For most reproductive parameters, such as conception rate, mean number of corpora lutea, mean number of implantations, as well as pre-implantation loss and the number of viable fetuses, no statistically significant differences between the control and the treatment group were determined. Furthermore, no toxicologically relevant influence of the test substance on sex distribution, body weight and anogenital distance/index of the fetuses was noted at the tested dose. Observations of increased intrauterine mortality (resorptions) as well as increased malformation and variation rates, indicative of an impaired embryofetal development, which were noted at this distinctly maternally toxic dose of 230 mg/kg bw/d, are discussed in IUCLID section 7.8. Toxicity to reproduction.

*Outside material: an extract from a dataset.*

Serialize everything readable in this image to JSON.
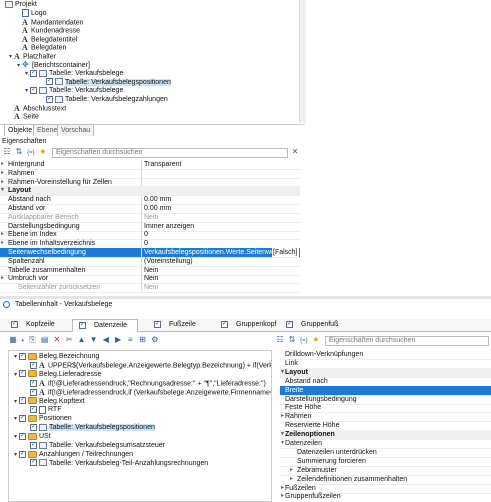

No adverse pre-natal developmental or maternal findings were observed in the OECD414 study at doses up to 90 mg/kg bw/d (2016). Thus, the maternal toxicity, observed at 230 mg/kg bw/d, is in line with the current NOAEL of 90 mg/kg bw/d for repeated dose toxicity.

Justification for classification or non-classification

Based on the NOAEL of 90 mg/kg bw/d in a subchronic OECD408 study in rats, the test substance does not need to be classified according to the EU Classification, Labelling and Packaging of Substances and Mixtures (CLP) Regulation (EC) No. 1272/2008.